Green tea remained the largest tea type in off-trade value terms, enjoying the largest consumer base and the most complete product mix. Meanwhile, Oolong tea and black tea all increased their popularity among domestic consumers due to their longer storage time (caused by deeper fermentation) and features that offer wider health benefits.

China's tea market is highly fragmented with only a few large players and many medium sized and small players. It is important to note that prominent players in the market are local, except Unilever China.

Guangdong Strong continued to lead the category in 2012 and held a 6% share off-trade value sales based on improving brand awareness of U-loveit milk tea and channel advantage in second-tier and third-tier cities. The brand was closely followed by Xiangpiaopiao, which was the second largest player both in instant tea and tea.

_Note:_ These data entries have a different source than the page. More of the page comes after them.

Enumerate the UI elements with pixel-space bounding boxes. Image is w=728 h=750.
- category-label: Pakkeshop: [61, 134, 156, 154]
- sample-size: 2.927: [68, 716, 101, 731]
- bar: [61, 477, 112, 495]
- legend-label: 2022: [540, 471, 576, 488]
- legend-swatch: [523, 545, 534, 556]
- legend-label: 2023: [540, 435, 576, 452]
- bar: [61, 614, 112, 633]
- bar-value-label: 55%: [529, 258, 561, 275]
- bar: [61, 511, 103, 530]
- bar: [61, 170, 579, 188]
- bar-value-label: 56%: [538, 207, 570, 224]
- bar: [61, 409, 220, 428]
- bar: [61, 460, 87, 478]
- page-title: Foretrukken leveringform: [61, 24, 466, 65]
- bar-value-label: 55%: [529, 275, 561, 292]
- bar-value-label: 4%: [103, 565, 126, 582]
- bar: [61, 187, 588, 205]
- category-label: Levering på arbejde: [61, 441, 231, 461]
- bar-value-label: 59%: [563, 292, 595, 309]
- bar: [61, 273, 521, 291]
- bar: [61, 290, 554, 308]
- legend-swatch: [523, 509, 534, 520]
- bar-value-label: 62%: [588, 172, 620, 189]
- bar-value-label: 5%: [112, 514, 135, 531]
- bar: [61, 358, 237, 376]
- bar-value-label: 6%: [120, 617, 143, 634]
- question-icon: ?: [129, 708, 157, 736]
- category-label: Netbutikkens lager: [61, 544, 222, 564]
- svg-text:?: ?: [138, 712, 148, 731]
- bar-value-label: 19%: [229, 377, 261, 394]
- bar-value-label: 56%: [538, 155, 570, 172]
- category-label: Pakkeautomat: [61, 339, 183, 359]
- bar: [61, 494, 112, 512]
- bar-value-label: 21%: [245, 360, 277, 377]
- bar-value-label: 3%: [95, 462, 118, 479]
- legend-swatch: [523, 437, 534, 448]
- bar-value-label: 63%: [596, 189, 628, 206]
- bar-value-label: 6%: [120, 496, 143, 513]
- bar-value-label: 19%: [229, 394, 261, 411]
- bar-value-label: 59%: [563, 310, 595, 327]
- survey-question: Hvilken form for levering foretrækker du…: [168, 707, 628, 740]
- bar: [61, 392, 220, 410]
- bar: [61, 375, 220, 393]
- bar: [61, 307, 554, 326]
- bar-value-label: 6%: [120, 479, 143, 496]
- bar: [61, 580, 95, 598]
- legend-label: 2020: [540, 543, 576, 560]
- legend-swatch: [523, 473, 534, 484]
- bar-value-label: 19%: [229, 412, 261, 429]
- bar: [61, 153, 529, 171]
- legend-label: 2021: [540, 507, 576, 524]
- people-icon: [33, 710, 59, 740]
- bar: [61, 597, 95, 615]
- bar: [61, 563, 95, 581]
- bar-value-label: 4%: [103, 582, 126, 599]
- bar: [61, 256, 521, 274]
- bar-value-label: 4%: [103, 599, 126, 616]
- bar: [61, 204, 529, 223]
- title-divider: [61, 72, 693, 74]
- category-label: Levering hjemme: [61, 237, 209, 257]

Rather than developing new products, manufacturers paid more attention on upgrading tea packaging. Thus, gift box tea gained popularity especially for premium tea. Consumers are placing increasingly higher expectations and requirements on the quality and market positioning of gift tea products, which is pushing tea players to reposition their product offerings by presenting more higher-end, higher-quality, and premium tea products.

The Chinese tea market is expected to see stable but decelerated growth through 2017, with a constant value compound annual growth rate (CAGR) of 7%. This will mainly be led by a slowdown in the growth of instant tea.

Although instant tea is still predicted to be the most dynamic category, growth will be moderate compared to that achieved in constant terms over the past five years.